Food distribution area of Brookline Senior Center’s weekly food pantry
By Jane Keller Gordon, Contributing Writer
Brookline – Five days a week, Agnes Rogers, 96, volunteers at the Brookline Senior Center’s lunch program. Volunteer Director Patricia Burns, 72, said, “First Agnes has her coffee, and then she folds napkins, and sets the table for the 20 to 50 people who have lunch here.”
Burns said that when she thanked Rogers for her efforts, Rogers replied, “I am the one who is thankful. This gives me a reason to get up every morning and get dressed. It gives me a good lunch, and I get to visit will all kinds of interesting people.”

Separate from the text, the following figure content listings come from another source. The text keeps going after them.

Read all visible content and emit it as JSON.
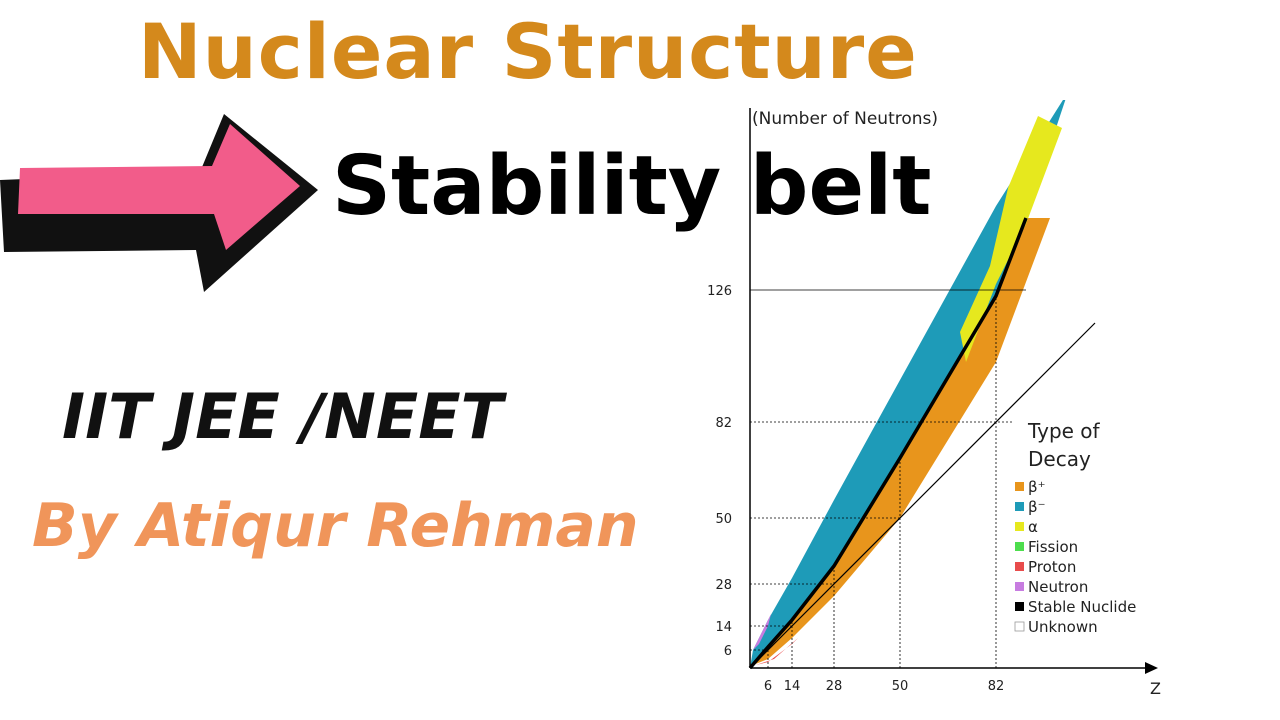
{
  "title": "Nuclear Structure",
  "subtitle": "Stability belt",
  "exam": "IIT JEE /NEET",
  "author": "By Atiqur Rehman",
  "colors": {
    "title": "#D4891C",
    "author": "#F0955A",
    "arrow_fill": "#F25C8A",
    "arrow_shadow": "#111111"
  },
  "icons": {
    "arrow": "right-arrow-icon"
  },
  "chart_data": {
    "type": "heatmap",
    "ylabel": "(Number of Neutrons)",
    "xlabel": "Z",
    "xticks": [
      6,
      14,
      28,
      50,
      82
    ],
    "yticks": [
      6,
      14,
      28,
      50,
      82,
      126
    ],
    "xlim": [
      0,
      120
    ],
    "ylim": [
      0,
      180
    ],
    "legend": {
      "title_line1": "Type of",
      "title_line2": "Decay",
      "position": "right",
      "entries": [
        {
          "key": "beta_plus",
          "label": "β⁺",
          "color": "#E8951C"
        },
        {
          "key": "beta_minus",
          "label": "β⁻",
          "color": "#1E9BB8"
        },
        {
          "key": "alpha",
          "label": "α",
          "color": "#E6E81E"
        },
        {
          "key": "fission",
          "label": "Fission",
          "color": "#4DDD4D"
        },
        {
          "key": "proton",
          "label": "Proton",
          "color": "#E84C4C"
        },
        {
          "key": "neutron",
          "label": "Neutron",
          "color": "#C77CE0"
        },
        {
          "key": "stable",
          "label": "Stable Nuclide",
          "color": "#000000"
        },
        {
          "key": "unknown",
          "label": "Unknown",
          "color": "#FFFFFF"
        }
      ]
    },
    "stability_line": [
      [
        0,
        0
      ],
      [
        6,
        7
      ],
      [
        14,
        16
      ],
      [
        28,
        34
      ],
      [
        50,
        70
      ],
      [
        82,
        124
      ],
      [
        92,
        150
      ]
    ],
    "band_upper": [
      [
        1,
        6
      ],
      [
        6,
        16
      ],
      [
        14,
        30
      ],
      [
        28,
        56
      ],
      [
        50,
        96
      ],
      [
        82,
        154
      ],
      [
        106,
        192
      ]
    ],
    "band_lower": [
      [
        1,
        1
      ],
      [
        6,
        3
      ],
      [
        14,
        10
      ],
      [
        28,
        24
      ],
      [
        50,
        50
      ],
      [
        82,
        102
      ],
      [
        100,
        150
      ]
    ],
    "alpha_region": [
      [
        72,
        102
      ],
      [
        82,
        128
      ],
      [
        92,
        148
      ],
      [
        104,
        180
      ],
      [
        96,
        184
      ],
      [
        86,
        160
      ],
      [
        80,
        134
      ],
      [
        70,
        112
      ]
    ],
    "reference_line_N_equals_Z": [
      [
        0,
        0
      ],
      [
        115,
        115
      ]
    ]
  }
}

For the past two years, Burns has worked part-time at the Brookline Senior Center. She brings tremendous drive and experience to job from her public health career, mostly at Harvard University.
Burns oversees the efforts of 310 volunteers from teens to Rogers at 96.
“Our volunteers put in the hours of 28 full-time employees,” Burns said.
With good reason, the center’s website calls her programs, “Volunteering: A Work of Heart.”
According to Burns, Brookline Senior Center volunteers create and implement new programs, as well as administrate and provide technical advice for existing programs. They answer phones and, at events, take tickets, help seat people, and set up refreshments.
Senior volunteers teach many of the activities for seniors, including Zumba Gold, Tai Chi and Reiki. Burns said that a podiatrist and two acupuncturists, who are all seniors, see seniors at the center for a minimal fee.
There is an active food distribution program that is run by seniors, and provides food for up to 100 people per week, many of whom are seniors. Burns said that Trader Joes and Whole Foods both provide produce, breads and dairy products.
Burns seems especially proud of the SHOP program at the center. Currently 32 high school students do food shopping for 25 seniors, who mostly live in the Coolidge Corner area.
The last time Burns went to Brookline High School to meet with students, one asked how long it takes to shop. Burns said another answered, “It takes about an hour to get the list, shop and bring back the food,” he said. “I always stay at least another hour. These people are really interesting. Their history is what we learn.”
Burns said that although community service is a graduation requirement at Brookline High School, “I can tell that they enjoy this volunteering. These students are so fresh and full of energy.”
The senior volunteers show enthusiasm as well. Burns said that last year’s Volunteer of the Year, Jean Doherty, 75, who she described as a normally quiet person, made a sandwich board to advertise a craft fair at the center for which turnout was low. Doherty put on the board and went to Coolidge Corner. Burns said, “Quite a few people showed up. Jean is the go to person if you need something done.”